May 15, 2017
The tattoo on my arm reads `this too shall pass.' ... It means there will always be an `up.' You can't stay down forever.
"Having my mom there for my last home games was very important to me. She was beaming with joy. I was super excited that she could make it, along with my dad and my sister. I realized through my other classmates how much of a support system they have. Having her there inside the stadium was a dream come true. I got butterflies because she got to see what I do on a daily basis.
My mom means the world and more to me. She is such a strong person. I look to her for guidance. Just seeing her go through so many obstacles and struggles, it makes me relieved to know that I can go through anything.
I do think about the person that caused her accident. I think about how different our lives could be. Just getting to find out who did it would bring a little peace to the Williams family. I think about it just about every time I talk to my mom on the phone. I know she is still hurting from it. It makes me very angry. At the end of the day, I think about how blessed I am to have a mom.

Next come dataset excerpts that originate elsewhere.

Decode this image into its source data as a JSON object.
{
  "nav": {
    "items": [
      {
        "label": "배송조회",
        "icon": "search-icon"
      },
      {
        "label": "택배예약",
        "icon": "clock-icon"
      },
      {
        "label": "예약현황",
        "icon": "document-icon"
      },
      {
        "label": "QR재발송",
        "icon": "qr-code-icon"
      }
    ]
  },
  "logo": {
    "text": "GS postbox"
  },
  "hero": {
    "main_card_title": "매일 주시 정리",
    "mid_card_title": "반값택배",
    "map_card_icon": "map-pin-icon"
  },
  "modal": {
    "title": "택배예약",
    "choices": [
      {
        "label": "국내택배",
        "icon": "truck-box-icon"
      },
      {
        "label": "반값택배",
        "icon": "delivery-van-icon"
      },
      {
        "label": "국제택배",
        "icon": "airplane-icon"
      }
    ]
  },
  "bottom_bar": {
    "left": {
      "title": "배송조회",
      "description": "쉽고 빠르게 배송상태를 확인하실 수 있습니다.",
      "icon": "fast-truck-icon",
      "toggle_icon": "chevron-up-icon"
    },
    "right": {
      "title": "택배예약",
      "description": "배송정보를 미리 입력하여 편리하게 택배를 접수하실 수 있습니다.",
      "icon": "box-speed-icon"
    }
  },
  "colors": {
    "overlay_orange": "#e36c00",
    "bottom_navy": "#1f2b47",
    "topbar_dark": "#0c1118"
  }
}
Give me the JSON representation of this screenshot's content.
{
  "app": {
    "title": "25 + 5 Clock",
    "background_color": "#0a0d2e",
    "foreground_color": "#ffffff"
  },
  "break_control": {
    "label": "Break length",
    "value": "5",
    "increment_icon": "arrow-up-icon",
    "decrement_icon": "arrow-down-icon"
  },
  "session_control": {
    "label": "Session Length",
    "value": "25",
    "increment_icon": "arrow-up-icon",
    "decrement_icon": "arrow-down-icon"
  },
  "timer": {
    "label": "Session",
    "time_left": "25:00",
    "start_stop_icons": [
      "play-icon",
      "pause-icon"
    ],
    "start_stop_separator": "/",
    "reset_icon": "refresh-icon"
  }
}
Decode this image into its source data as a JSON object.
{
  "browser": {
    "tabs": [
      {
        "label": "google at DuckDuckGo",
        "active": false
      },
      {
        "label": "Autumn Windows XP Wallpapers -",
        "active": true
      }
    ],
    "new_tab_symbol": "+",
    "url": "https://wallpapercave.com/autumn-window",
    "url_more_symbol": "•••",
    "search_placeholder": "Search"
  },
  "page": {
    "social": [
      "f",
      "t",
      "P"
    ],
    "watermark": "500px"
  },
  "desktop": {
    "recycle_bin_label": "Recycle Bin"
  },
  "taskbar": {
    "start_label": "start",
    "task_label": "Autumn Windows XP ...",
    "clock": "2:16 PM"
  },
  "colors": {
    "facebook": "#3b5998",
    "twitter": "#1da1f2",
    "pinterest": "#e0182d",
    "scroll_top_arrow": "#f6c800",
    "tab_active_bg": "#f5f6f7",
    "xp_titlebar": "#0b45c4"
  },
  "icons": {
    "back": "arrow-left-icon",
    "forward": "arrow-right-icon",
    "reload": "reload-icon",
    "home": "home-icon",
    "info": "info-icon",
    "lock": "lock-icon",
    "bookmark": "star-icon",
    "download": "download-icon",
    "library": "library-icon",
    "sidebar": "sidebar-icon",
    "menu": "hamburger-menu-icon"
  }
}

Before the game, I told my mom I was so excited to have her there. I hugged her and kissed her. I told her I loved her. Having her there made me a little more anxious. I wanted to do a lot more since she was there in-person to watch.
I did look at her in the stands during the game. There was a time in the game where they were playing the Jackson Five over the P.A. between innings, and Tiara Duffy and I were in the outfield dancing. I looked in the stands, and my mom was doing the same moves.
I looked at her before each of my at bats as well because it was so surreal that she was actually there. Of course I could hear my mom when I was batting because she is the loudest person out there. I heard her all the way from left field, too. I heard my mom when I made a running catch out in left field that day. She was yelling `stay on your feet 8. Stay on your toes!'
The tattoo on my arm reads `this too shall pass.' I look at it before I have an at bat. I look at it when we have our meeting in the outfield each inning. I look at it probably ten times during the game and probably about ten other times daily. It means there will always be an `up.' You can't stay down forever.
I'll graduate in December. My mom and dad will be here for that, too. It's going to be so exciting because I am the first in my family to graduate from a Division I college. I know how proud she is of me. Just getting to walk across the stage and receive my diploma, and see my mom cry with tears of joy while my sister and my dad scream for me, is going to be incredible. I can't wait."